Un autre problème politique de fond est celui de la direction politique de l’Union. Nous venons de constater dans la campagne électorale que les dirigeants nationaux ne se préoccupent absolument pas de penser européen. Qu’ils s’appellent Chirac, Blair, Schröder ou Berlusconi, chacun broute dans son pré carré en se gardant de mettre le nez chez le voisin.

A Bruxelles, les commissaires se gardent aussi de faire de la politique européenne et réservent leur énergie pour le secteur qui leur est attribué. On aura même vu un président de la Commission – Romano Prodi – accepter cette fonction pour mieux rebondir chez lui.
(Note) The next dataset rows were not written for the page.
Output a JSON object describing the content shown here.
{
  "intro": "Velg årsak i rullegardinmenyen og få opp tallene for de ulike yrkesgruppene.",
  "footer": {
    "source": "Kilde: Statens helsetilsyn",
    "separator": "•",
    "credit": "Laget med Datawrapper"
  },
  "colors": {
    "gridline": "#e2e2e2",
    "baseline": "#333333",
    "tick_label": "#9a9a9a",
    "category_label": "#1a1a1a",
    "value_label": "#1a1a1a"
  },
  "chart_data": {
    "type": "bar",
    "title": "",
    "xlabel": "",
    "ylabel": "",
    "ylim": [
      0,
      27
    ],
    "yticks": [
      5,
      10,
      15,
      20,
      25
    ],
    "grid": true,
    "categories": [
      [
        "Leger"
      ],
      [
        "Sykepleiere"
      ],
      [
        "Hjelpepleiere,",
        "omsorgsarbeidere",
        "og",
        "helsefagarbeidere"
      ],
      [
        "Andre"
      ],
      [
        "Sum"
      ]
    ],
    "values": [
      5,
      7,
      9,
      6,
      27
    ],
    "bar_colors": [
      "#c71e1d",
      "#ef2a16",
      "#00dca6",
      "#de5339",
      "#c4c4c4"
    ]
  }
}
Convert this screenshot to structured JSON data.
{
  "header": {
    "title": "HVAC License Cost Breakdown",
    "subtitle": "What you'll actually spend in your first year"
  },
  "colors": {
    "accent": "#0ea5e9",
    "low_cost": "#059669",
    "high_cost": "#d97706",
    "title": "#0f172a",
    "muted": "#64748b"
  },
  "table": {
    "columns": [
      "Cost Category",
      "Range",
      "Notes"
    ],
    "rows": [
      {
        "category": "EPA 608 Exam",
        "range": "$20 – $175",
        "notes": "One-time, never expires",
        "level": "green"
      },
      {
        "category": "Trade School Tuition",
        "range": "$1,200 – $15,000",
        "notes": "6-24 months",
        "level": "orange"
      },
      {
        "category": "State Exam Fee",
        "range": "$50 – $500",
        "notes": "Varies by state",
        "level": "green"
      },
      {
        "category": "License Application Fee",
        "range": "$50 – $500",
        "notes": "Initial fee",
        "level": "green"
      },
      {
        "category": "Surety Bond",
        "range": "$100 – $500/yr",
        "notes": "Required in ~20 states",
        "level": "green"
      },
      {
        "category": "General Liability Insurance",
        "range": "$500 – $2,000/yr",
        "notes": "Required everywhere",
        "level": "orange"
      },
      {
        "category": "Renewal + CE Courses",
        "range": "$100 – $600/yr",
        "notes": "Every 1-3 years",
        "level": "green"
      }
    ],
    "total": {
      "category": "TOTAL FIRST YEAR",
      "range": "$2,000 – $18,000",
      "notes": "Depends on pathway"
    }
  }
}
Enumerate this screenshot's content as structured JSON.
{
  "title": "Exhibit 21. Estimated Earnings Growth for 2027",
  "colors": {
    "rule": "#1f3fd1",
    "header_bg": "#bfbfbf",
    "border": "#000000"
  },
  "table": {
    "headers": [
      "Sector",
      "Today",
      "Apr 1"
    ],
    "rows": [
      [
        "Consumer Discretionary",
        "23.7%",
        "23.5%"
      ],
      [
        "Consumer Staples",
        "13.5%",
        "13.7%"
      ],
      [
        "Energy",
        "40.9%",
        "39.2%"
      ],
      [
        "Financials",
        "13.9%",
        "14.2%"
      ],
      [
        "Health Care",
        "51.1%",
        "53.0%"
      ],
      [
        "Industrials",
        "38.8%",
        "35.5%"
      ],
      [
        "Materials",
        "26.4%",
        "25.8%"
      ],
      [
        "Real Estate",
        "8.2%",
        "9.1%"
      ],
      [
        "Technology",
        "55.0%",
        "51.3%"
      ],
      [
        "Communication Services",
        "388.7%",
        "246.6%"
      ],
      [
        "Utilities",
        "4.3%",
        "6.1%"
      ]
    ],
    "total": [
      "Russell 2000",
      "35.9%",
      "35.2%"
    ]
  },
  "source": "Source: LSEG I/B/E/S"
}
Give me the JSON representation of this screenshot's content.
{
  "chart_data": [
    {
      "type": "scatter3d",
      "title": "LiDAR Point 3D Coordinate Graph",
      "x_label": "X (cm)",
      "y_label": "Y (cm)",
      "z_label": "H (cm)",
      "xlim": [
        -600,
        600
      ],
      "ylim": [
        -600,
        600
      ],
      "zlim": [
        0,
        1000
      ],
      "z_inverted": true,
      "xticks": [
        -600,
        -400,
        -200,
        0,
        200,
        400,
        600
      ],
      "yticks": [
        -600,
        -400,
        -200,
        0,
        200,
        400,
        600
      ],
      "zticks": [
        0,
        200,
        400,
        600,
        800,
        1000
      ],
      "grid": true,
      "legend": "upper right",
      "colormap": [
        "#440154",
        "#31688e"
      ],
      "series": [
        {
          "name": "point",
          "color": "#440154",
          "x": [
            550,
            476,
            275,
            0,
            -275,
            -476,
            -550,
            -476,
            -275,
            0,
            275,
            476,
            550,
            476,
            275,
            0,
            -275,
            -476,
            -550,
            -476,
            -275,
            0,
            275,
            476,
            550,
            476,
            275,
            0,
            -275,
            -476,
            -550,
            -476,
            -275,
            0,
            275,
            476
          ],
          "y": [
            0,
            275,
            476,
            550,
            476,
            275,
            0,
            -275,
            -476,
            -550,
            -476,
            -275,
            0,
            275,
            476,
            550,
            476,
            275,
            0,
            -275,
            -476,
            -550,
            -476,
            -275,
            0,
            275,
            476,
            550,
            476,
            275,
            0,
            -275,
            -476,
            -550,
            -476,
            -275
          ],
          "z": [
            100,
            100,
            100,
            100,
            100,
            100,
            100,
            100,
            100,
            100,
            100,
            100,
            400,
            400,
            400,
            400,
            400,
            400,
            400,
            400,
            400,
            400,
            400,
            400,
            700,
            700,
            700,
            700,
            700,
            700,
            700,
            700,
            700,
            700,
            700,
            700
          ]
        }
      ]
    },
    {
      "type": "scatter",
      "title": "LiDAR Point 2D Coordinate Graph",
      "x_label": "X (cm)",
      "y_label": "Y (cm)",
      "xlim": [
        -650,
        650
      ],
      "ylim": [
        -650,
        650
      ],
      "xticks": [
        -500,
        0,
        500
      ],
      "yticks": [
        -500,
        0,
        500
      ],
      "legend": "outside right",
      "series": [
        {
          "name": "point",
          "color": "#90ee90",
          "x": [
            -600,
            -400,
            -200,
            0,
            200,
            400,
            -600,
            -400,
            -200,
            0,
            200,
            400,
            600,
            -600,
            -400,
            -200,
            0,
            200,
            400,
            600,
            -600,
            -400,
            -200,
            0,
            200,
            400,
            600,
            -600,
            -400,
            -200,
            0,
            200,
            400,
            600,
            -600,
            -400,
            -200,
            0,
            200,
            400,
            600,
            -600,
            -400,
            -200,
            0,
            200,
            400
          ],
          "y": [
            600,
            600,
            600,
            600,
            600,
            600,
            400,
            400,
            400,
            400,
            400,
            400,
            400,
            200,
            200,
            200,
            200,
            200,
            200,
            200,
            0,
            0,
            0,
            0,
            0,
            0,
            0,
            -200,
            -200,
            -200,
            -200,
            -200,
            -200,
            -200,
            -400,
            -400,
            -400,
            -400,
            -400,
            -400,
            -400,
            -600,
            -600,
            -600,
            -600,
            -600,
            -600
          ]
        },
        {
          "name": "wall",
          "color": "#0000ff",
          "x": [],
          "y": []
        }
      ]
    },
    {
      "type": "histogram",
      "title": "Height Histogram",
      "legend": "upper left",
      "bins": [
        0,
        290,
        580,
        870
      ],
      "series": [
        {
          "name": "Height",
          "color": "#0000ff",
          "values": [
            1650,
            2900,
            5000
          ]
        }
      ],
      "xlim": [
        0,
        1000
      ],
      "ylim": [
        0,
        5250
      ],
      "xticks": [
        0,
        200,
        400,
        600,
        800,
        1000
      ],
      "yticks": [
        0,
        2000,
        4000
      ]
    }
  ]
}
Ces dirigeants se sont usés politiquement à la tête de leur Etat national et il est donc vain d’en attendre des initiatives porteuses au niveau continental. Cela signifie que pendant les cinq ou six prochaines années, il ne se passera rien de déterminant au niveau européen, à moins que la situation internationale n’exige des engagements exceptionnels. Cela n’est pas très enthousiasmant.

S’il m’est permis de risquer un embryon d’analyse prospective, j’espère que cette situation remettra sur le tapis la question de la formation d’un noyau dur regroupant les pays fondateurs et quelques proches (Autriche? Espagne?) décidés à accélérer leur intégration et à prendre le leadership politique continental.

Ce noyau dur devrait pouvoir favoriser le développement de sous-ensembles (Europe nordique, centrale, balkanique, méditerranéenne) dont la proximité en matière économique et culturelle comblerait en fin de compte le déficit démocratique qui pèse aujourd’hui à juste titre sur les populations concernées.

L’intégration des pays fondateurs s’est faite lentement, par paliers: il n’y a aucune raison pour que les nouveaux venus très ancrés dans des traditions national(ist)es puissent aller plus vite.

Prenons un exemple concret avec un problème qui sera discuté au cours du prochain semestre: puisque la Grèce soutient avec fermeté (dit-elle) l’entrée de la Turquie dans l’UE, pourquoi la Grèce, la Turquie, Chypre et Malte ne commenceraient-ils pas par apprendre à vivre ensemble pendant quelques années?

La question est encore plus pertinente pour les pays balkaniques qui pourraient ainsi découvrir les vertus d’un fédéralisme démocratique et paisible avant de se servir dans la caisse commune en prétextant de leur statut de victimes sans même avoir essayé de retrousser leurs manches.